El descenso del Tourmalet reunió nombres. Todos juntos, salvo los supervivientes de la escapada del día: Moncoutié, Aerts y Belli. Esa fuga parpadeaba ya como una lámpara a punto de apagarse en el bucle que une el adiós al Tourmalet con el saludo a Luz Ardiden, el último puerto de aquel Tour. Ullrich sintió que la carrera se le retorcía, que se le iba. Y corrió para agarrarla, pero cada vez que estiraba su cuello el triunfo estaba más lejos; más cerca de Armstrong.
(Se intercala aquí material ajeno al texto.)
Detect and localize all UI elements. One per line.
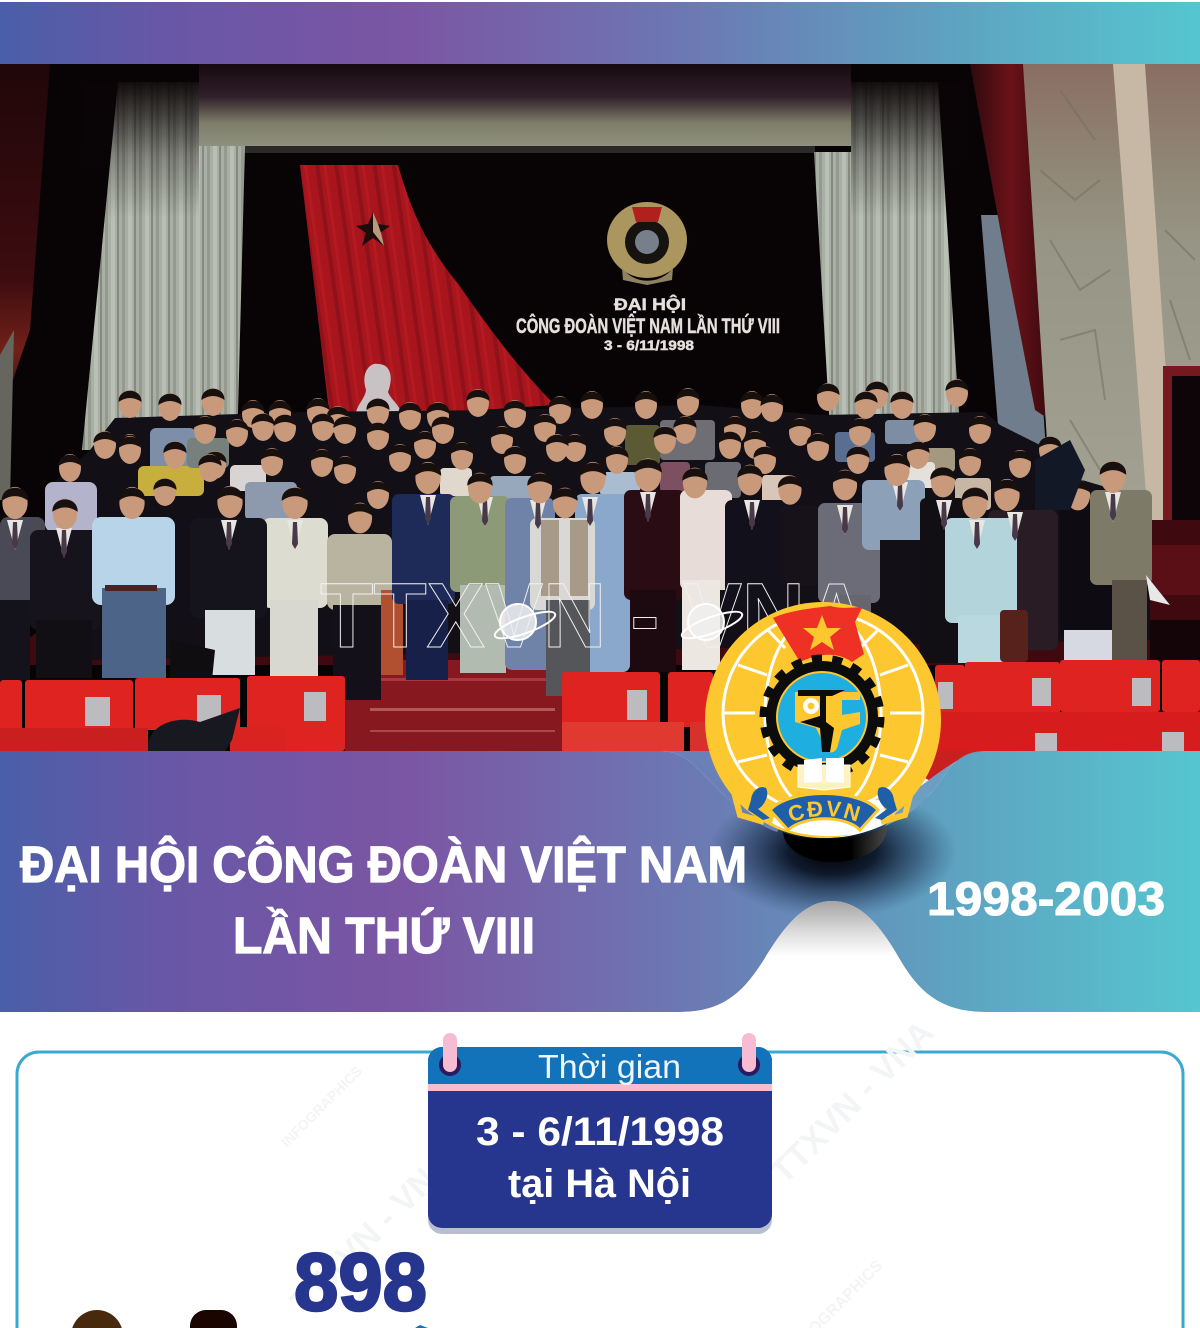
- marble veins: [1040, 90, 1195, 470]
- flag with star: [773, 606, 864, 662]
- faint watermarks: TTXVN - VNA: [283, 1143, 461, 1321]
- central red steps: [345, 660, 565, 751]
- bust statue: [355, 364, 402, 420]
- left white curtains: [82, 82, 245, 450]
- photo wedge beside emblem: [900, 751, 985, 792]
- red drape: [300, 165, 555, 420]
- calendar heading: Thời gian: [538, 1048, 681, 1085]
- side scrolls: [735, 787, 910, 822]
- title text: LẦN THỨ VIII: [233, 906, 535, 964]
- term years: 1998-2003: [927, 872, 1165, 925]
- bag on seats: [148, 708, 240, 751]
- left dark red curtain: [0, 64, 50, 420]
- faint watermarks: INFOGRAPHICS: [278, 1063, 365, 1150]
- gear: [763, 658, 881, 776]
- proscenium band: [199, 64, 851, 153]
- emblem: Vietnam trade union logo: [705, 602, 941, 838]
- top gradient bar: [0, 2, 1200, 64]
- watermark TTXVN - VNA: TTXVN - VNA: [320, 565, 868, 667]
- door frame: [1163, 366, 1200, 532]
- calendar card: time and place: [428, 1033, 772, 1234]
- dark figure and flowers at right: [1035, 440, 1170, 605]
- globe meridians: [723, 613, 923, 813]
- title banner with gradient and curved notches: [0, 751, 1200, 1012]
- date and place: 3 - 6/11/1998: [476, 1110, 724, 1154]
- right white curtains: [814, 82, 960, 430]
- date and place: [476, 1110, 724, 1206]
- date and place: tại Hà Nội: [508, 1162, 691, 1206]
- title text: [20, 835, 747, 964]
- faint watermarks: TTXVN - VNA: [763, 1013, 941, 1191]
- open book: [798, 758, 850, 790]
- red auditorium seats: [0, 660, 1200, 751]
- back rows of delegates: [45, 379, 1150, 660]
- white bell notch in banner: [680, 901, 985, 1012]
- stage banner text: CÔNG ĐOÀN VIỆT NAM LẦN THỨ VIII: [516, 314, 780, 338]
- title text: ĐẠI HỘI CÔNG ĐOÀN VIỆT NAM: [20, 835, 747, 893]
- photo: delegates group portrait on the congress stage: [0, 64, 1200, 751]
- star on drape: [356, 212, 390, 246]
- right lip of the notch: [885, 751, 985, 826]
- grey side panel: [981, 215, 1046, 450]
- delegates count: 898: [294, 1237, 427, 1328]
- left lip of the notch: [660, 751, 810, 832]
- front row of delegates: [0, 454, 1152, 700]
- icon: delegates' heads: [71, 1310, 237, 1328]
- label tip below count: [415, 1325, 428, 1328]
- info panel outline: [17, 1052, 1183, 1328]
- white lower sliver: [772, 800, 890, 836]
- ribbon with CĐVN: [772, 795, 880, 832]
- seat labels: [85, 678, 1184, 751]
- highlight sliver: [913, 778, 932, 796]
- marble wall: [1023, 64, 1200, 520]
- dark red stairs behind delegates: [0, 520, 1200, 665]
- ribbon with CĐVN: CĐVN: [788, 800, 860, 822]
- stage banner text: ĐẠI HỘI: [614, 295, 686, 314]
- calendar rings: [439, 1033, 760, 1076]
- stage banner text: 3 - 6/11/1998: [604, 337, 694, 353]
- right dark red curtain: [970, 64, 1050, 420]
- pillar: [1113, 64, 1176, 520]
- stage emblem: [607, 202, 687, 285]
- stage banner text: [516, 295, 780, 353]
- faint watermarks: [278, 1013, 941, 1328]
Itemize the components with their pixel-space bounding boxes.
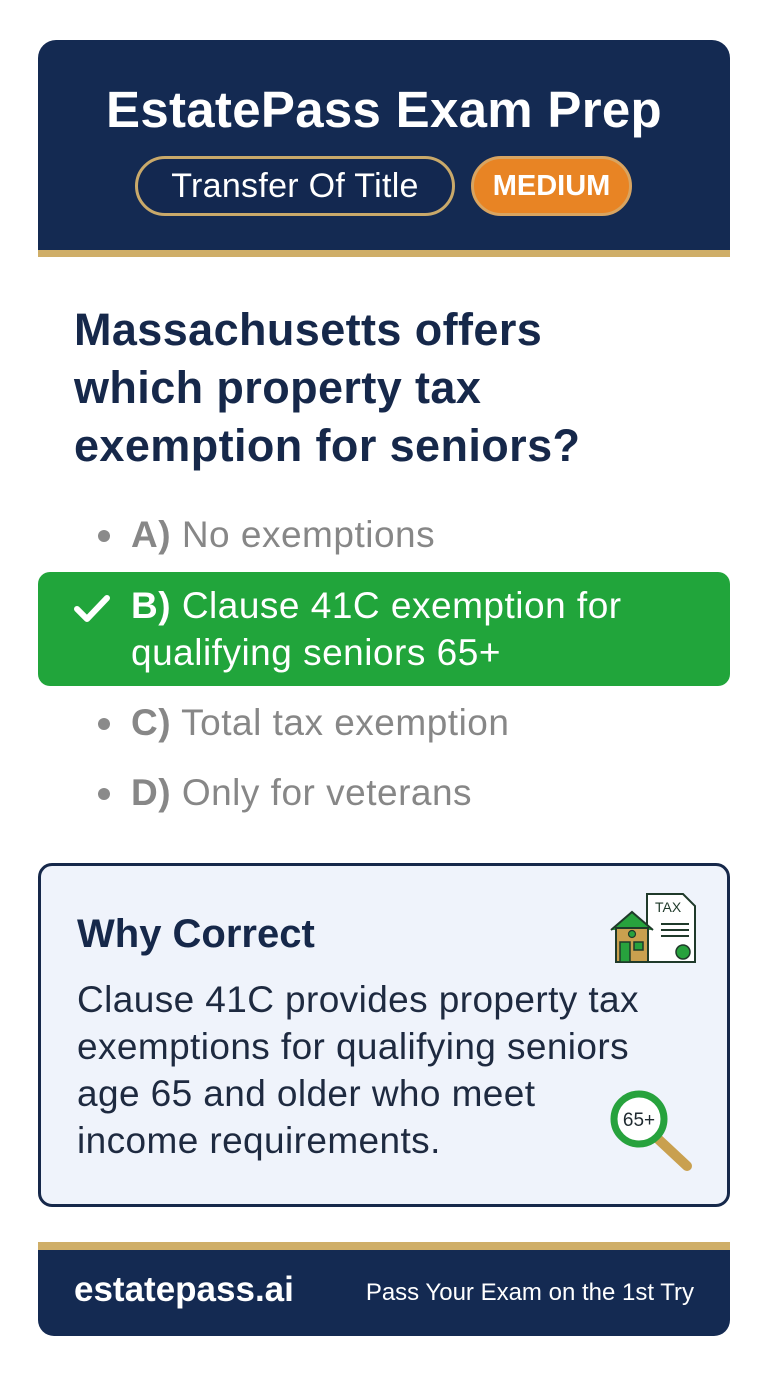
footer [38, 1242, 730, 1336]
header panel [38, 40, 730, 257]
difficulty pill [471, 156, 632, 216]
explanation: income requirements. [77, 1120, 441, 1161]
question [74, 304, 580, 471]
title: EstatePass Exam Prep [106, 81, 662, 138]
difficulty pill: MEDIUM [493, 170, 610, 202]
icon: magnifier 65+ [610, 1090, 692, 1171]
question: Massachusetts offers [74, 304, 542, 355]
correct answer text [131, 585, 622, 673]
question: exemption for seniors? [74, 420, 580, 471]
explanation: Clause 41C provides property tax [77, 979, 639, 1020]
topic pill: Transfer Of Title [171, 167, 419, 205]
option B correct [38, 572, 730, 686]
question: which property tax [74, 362, 481, 413]
panel: why correct [38, 863, 730, 1207]
icon: house with tax document [610, 893, 696, 963]
topic pill [135, 156, 455, 216]
explanation [77, 979, 639, 1161]
icon: house with tax document: TAX [655, 899, 682, 915]
icon: magnifier 65+: 65+ [623, 1110, 655, 1131]
explanation: age 65 and older who meet [77, 1073, 535, 1114]
correct answer text: B) Clause 41C exemption for [131, 585, 622, 626]
heading: Why Correct [77, 912, 315, 956]
correct answer text: qualifying seniors 65+ [131, 632, 501, 673]
option C: C) Total tax exemption [131, 702, 509, 743]
footer brand: estatepass.ai [74, 1270, 294, 1309]
explanation: exemptions for qualifying seniors [77, 1026, 629, 1067]
option A: A) No exemptions [131, 514, 435, 555]
icon: checkmark [74, 595, 110, 622]
option D: D) Only for veterans [131, 772, 472, 813]
footer tagline: Pass Your Exam on the 1st Try [366, 1279, 694, 1306]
Una mirada por detrás, Laiseka vio en la renuncia final de Ullrich la espita para su mejor idea: atacar a 11 kilómetros para la cumbre de su vida.
Con las vértebras pinchando su maillot naranja del Euskaltel, con la medalla barqueando al cuello y al ritmo compulsivo de su pedaleo inquieto, Laiseka miró hacia la meta. Se la acercaban los gritos de los suyos, de una montaña anaranjada. Sus ojos corrían más que él, saltaban de una curva a otra. Alcanzaron a Moncoutié y Aerts; luego a Belli. Entre él y la cima ya no quedaba nadie; sólo el miedo a escuchar por detrás el hálito de Armstrong. Por eso se giraba; para no ver a nadie. Por eso pedaleaba para surcar tras un horizonte, otro; tras una curva, otra.
Armstrong, con Ullrich
A 4 kilómetros de la meta, cuando por detrás Heras se justificaba al dejar solos a su líder, Armstrong, y a Ullrich -perseguidos por Beloki y Sevilla-, Laiseka, el único ciclista que aún perduraba del primer equipo Euskadi, mantenía prendido su sueño con el hilo de poco más de un minuto.
Armstrong, con ambición en lugar de sangre, se contuvo por una vez. Su Tour era el de Ullrich; no el de Laiseka. Y Roberto pudo vivir así el momento que de sólo imaginarlo tantas veces le había erizado la piel. El debutante tardío, el ciclista de papel sepia, el que viene del pasado, de un deporte más anárquico y más romántico, veía ya la meta. Comenzó a hablar, a hablarle a su madre, a su padre, a sus amigos y a su novia; a él mismo. Le estaba poniendo letra a la canción de su vida, el himno desde ese día del Euskaltel-Euskadi. La primera victoria en el Tour.